Elafibranor approved by NICE for primary biliary cholangitis

November 14, 2024

The National Institute for Health and Clinical Excellence (NICE) has today recommended elafibranor as a second-line treatment for primary biliary cholangitis (PBC). The British Liver Trust collated insight from patients and submitted evidence to NICE as part of the process. We’d also like to thank Lisa Woodcock, one of our supporters who lives with PBC, who gave evidence at the committee meeting.

This is the first new PBC drug approved by NICE for nearly a decade. And means there will be another option on the table for people with PBC living in England and Wales.

Primary biliary cholangitis is an autoimmune liver condition that affects the bile ducts. In PBC your immune system mistakenly attacks the bile ducts and damages them. The liver itself can then be damaged by bile leaking from the damaged ducts. PBC usually progresses very slowly, but over time damage can build up leading to cirrhosis and even liver failure.

 

The main treatment for PBC is ursodeoxycholic acid, also called UDCA or urso. It is an effective treatment for many people, but not for everyone. In some cases it doesn’t control PBC. And some people have side effects that mean they cannot take it. Up to now, the only other licensed medicine for PBC has been obeticholic acid (OCA). But like urso, it isn’t right for everyone. So there have been some people who don’t have a good option to treat their PBC.

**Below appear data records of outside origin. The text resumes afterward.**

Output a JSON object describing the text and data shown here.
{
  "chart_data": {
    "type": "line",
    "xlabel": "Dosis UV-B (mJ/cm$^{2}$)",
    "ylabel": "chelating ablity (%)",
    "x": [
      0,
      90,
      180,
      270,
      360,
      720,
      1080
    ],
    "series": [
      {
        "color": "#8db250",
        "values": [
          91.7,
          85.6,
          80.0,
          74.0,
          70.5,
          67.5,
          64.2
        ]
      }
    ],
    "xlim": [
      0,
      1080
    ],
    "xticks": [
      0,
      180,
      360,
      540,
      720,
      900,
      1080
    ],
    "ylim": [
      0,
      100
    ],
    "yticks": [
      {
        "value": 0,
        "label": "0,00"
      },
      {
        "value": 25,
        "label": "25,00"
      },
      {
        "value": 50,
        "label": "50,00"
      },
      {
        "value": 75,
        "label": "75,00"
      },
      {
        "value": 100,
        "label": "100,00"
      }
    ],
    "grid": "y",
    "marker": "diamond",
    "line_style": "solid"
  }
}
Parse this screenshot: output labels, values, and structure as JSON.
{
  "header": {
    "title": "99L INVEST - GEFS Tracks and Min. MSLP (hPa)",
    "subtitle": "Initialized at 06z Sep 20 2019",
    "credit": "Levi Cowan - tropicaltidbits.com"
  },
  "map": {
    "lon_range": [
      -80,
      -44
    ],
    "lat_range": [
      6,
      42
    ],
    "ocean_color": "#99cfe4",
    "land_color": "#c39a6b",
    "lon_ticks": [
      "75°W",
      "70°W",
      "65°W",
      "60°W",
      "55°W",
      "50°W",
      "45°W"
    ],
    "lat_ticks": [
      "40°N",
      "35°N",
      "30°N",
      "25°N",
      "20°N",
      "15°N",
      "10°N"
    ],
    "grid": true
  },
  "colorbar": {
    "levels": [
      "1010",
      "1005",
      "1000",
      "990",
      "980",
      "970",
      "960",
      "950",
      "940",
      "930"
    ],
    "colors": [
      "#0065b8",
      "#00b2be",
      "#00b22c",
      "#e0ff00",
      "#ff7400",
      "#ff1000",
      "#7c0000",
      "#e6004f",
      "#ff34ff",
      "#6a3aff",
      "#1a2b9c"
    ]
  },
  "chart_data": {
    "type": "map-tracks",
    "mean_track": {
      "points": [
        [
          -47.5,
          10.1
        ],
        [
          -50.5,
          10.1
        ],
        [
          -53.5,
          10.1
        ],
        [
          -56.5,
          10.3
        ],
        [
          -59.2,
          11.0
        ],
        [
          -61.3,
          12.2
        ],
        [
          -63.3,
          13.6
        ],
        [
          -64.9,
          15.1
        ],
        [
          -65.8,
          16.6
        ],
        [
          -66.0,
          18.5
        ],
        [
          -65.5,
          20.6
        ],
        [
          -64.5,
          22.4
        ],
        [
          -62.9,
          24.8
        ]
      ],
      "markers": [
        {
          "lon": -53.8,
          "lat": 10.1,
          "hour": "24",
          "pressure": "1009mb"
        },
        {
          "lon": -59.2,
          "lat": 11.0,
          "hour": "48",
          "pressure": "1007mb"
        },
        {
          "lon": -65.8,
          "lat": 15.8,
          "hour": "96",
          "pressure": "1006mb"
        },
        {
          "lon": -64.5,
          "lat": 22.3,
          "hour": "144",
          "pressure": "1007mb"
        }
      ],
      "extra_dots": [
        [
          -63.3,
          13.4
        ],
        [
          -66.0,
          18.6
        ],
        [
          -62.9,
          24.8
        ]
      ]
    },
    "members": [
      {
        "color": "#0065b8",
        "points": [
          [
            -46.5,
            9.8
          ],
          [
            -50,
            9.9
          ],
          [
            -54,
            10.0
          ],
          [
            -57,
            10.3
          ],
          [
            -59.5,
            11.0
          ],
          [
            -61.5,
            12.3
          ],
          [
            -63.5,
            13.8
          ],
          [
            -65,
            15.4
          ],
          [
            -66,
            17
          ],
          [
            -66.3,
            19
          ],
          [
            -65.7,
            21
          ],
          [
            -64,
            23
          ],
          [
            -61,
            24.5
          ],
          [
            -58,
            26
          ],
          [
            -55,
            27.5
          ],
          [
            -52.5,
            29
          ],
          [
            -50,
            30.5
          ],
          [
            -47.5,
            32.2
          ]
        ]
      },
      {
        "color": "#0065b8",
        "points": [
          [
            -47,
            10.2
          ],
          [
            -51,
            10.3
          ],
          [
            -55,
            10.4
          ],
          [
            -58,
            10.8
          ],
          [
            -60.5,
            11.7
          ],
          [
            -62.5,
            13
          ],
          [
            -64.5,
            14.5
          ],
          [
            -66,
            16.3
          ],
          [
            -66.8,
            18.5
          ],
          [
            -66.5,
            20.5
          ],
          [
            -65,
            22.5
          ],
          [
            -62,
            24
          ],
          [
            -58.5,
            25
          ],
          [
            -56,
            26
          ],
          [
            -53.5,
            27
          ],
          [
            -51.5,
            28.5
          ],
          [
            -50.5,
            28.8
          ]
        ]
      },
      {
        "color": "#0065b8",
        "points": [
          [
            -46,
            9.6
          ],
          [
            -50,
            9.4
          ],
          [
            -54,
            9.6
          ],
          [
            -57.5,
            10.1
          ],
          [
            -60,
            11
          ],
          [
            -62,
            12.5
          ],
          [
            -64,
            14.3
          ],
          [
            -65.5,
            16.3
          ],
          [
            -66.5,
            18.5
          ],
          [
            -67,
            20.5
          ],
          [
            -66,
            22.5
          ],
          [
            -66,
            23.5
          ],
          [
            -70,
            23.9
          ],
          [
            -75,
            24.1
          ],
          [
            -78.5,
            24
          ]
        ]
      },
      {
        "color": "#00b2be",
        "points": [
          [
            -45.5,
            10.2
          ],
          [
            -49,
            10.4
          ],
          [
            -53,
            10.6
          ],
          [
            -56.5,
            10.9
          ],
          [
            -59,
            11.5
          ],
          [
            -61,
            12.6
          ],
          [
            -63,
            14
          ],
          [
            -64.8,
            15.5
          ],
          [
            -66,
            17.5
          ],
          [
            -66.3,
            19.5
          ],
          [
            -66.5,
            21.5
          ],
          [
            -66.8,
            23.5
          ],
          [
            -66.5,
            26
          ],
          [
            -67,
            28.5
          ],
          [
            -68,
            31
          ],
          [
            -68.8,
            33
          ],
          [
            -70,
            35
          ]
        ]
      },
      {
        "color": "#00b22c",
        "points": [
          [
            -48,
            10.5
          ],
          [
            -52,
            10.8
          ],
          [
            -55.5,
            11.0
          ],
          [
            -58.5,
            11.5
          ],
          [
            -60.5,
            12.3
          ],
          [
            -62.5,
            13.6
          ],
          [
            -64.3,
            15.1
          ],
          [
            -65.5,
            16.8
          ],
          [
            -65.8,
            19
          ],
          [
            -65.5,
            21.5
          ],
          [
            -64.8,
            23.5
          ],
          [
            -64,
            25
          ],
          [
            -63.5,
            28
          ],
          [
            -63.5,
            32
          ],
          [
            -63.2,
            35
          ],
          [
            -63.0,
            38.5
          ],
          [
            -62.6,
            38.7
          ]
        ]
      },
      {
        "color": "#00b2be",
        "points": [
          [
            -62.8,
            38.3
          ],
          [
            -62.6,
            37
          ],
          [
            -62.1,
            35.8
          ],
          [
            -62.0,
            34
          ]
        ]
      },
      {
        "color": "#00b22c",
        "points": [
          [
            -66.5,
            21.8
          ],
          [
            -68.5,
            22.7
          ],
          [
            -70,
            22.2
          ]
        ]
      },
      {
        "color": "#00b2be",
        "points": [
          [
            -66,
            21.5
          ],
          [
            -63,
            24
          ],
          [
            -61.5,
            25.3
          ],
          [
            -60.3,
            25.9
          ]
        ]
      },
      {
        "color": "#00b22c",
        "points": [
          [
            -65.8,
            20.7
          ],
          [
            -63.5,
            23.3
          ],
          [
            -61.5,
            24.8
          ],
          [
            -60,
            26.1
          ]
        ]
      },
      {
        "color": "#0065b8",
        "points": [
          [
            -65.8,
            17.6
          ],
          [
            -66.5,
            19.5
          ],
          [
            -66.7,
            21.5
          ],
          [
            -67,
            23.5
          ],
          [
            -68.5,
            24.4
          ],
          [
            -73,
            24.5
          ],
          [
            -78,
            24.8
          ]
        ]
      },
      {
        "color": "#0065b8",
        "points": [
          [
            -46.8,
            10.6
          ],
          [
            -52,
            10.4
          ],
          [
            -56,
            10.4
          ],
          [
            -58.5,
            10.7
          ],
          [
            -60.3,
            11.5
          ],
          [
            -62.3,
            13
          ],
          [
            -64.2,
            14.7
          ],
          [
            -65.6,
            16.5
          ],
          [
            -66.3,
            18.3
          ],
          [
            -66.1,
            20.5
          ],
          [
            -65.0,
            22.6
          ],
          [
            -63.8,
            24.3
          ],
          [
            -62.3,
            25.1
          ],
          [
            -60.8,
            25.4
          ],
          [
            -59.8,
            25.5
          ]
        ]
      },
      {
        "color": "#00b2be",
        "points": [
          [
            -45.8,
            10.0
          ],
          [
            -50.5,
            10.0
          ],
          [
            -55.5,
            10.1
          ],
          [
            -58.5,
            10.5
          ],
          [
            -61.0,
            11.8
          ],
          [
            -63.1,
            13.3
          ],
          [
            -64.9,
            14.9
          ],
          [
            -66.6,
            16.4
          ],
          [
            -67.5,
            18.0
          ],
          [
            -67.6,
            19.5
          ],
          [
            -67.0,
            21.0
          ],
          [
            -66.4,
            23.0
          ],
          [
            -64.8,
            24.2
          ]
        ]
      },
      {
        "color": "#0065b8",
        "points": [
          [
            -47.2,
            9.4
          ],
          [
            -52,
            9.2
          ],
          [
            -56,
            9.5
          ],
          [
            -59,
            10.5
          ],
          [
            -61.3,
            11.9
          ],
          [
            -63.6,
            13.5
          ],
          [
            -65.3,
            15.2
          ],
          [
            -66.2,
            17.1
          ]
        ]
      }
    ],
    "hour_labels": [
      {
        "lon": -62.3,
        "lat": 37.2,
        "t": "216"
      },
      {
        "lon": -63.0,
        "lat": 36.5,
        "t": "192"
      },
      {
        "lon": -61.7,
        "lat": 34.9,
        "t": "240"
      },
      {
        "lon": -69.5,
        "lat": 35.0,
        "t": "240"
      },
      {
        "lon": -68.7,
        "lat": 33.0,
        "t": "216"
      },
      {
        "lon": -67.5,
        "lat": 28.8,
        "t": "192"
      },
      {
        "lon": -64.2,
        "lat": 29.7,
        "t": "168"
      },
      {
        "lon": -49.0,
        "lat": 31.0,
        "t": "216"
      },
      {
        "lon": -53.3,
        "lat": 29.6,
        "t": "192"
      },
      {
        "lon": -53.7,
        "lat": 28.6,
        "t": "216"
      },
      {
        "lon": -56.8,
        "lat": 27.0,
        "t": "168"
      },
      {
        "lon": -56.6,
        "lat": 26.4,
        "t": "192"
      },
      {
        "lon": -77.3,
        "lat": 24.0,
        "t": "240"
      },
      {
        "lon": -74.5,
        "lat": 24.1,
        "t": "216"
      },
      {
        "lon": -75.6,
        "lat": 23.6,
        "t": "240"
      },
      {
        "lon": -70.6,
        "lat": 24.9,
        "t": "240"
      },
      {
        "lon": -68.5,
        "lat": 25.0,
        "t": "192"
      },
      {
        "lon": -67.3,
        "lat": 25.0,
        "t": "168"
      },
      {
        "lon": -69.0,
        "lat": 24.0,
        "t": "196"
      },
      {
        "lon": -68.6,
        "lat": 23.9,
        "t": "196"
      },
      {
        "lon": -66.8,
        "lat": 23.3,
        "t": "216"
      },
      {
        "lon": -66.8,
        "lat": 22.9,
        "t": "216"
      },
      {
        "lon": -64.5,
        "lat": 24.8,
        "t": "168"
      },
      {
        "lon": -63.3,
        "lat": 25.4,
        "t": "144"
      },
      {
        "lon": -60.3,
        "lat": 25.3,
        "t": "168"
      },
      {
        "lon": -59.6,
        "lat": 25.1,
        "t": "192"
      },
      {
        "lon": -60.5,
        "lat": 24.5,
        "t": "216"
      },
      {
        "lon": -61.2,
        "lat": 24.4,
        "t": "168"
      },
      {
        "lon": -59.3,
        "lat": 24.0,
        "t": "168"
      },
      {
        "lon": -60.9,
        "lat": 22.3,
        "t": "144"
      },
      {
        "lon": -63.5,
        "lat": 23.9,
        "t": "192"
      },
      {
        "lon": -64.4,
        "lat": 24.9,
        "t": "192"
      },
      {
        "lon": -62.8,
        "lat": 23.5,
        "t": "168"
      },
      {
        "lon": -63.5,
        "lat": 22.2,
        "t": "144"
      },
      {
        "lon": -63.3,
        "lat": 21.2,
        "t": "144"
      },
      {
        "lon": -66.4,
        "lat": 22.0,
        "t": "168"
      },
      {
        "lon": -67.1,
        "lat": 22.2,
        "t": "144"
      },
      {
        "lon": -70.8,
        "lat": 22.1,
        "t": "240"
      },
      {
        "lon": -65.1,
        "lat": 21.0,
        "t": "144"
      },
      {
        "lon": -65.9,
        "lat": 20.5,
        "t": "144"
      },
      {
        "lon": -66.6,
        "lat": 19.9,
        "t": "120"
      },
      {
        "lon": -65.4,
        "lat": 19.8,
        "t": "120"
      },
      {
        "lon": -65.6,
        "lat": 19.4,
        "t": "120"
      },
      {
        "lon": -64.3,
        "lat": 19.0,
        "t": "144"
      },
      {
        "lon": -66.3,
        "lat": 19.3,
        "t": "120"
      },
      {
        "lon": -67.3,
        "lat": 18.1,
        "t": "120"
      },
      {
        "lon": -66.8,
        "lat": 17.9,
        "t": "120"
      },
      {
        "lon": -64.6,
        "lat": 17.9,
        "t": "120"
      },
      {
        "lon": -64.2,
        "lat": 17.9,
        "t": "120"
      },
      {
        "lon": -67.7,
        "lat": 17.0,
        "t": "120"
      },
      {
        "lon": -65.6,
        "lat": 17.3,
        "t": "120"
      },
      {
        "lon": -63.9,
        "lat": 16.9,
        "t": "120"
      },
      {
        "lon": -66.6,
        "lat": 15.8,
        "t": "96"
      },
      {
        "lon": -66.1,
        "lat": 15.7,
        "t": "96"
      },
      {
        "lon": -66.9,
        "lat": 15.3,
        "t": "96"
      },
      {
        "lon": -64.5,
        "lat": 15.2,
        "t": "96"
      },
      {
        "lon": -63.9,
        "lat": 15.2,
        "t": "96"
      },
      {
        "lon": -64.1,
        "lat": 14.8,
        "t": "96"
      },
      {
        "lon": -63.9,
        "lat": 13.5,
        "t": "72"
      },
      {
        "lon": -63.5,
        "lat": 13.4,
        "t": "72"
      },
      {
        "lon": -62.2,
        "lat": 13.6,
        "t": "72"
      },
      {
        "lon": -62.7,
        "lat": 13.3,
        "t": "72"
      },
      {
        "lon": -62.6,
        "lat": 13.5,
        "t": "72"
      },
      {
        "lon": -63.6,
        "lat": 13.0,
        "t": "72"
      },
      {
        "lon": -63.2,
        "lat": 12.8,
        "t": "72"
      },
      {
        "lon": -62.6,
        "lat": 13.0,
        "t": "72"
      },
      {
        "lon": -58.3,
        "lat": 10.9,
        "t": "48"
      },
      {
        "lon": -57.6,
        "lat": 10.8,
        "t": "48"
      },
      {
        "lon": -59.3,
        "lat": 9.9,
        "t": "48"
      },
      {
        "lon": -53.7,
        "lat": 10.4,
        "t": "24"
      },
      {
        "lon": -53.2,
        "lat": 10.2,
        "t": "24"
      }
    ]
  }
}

This is where elafibranor comes in. It works differently to both urso and OCA by reducing the amount of bile acids produced and making the bile acids that are produced less damaging. Research has shown that taking it reduces blood levels of alkaline phosphatase (ALP) and bilirubin, key markers of liver damage in PBC.

Pamela Healy OBE, Chief Executive of the British Liver Trust said “The Trust have been involved throughout this consultation and we are delighted that NICE have recommended elafibranor as an additional treatment for PBC. We are especially pleased that the views of patients played an important part in the decision.”

The patient experts who took part in the review explained that the main benefit of elafibranor for them was reducing itching. Itching is a common symptom of PBC and for many patients it has a big impact on their quality of life, including making it harder to get enough sleep. OCA can make itching worse in some people, but elafibranor doesn’t have this side effect.

Lisa Woodcock, who lives with PBC and took part in the consultation, said “I was unresponsive to ursodeoxychloic acid and due to having severe itching (pruritis) as my main PBC symptom, obeticholic acid wasn’t an option due to it causing itch in most cases. There were no other licensed treatment options and I went on to have a liver transplant, therefore making me immunocompromised for the rest of my life. If there was another option at the time, this may not have needed to have happened. I am so pleased that elafibranor will become an option for people who find themselves in the position I was in, and I am sure it will help many avoid that last treatment option of transplant.”

Urso will still be the first medicine doctors try. But they will now be able to offer patients elafibranor instead of OCA as a second option. People can either have elafibranor in addition to urso, to make it more effective. Or doctors can prescribe it as a standalone treatment.

Dr Neil Halliday, consult at the Royal Free Hospital London, said “This is good news for people with PBC. Having another option means patients can get the best possible treatment for their PBC, hopefully slowing down the disease and minimising any symptoms.”

The way medicine approvals work in the UK means the NICE decision only covers England and Wales. The Northern Ireland Department of Health have an agreement with NICE where they review guidance to check it is suitable for Northern Ireland and can then adopt it. The Scottish Medicines Consortium has scheduled elafabrinor for assessment and expects to  publish advice in the second quarter of 2025.  We hope that it will be approved and available to patients across the UK as soon as possible.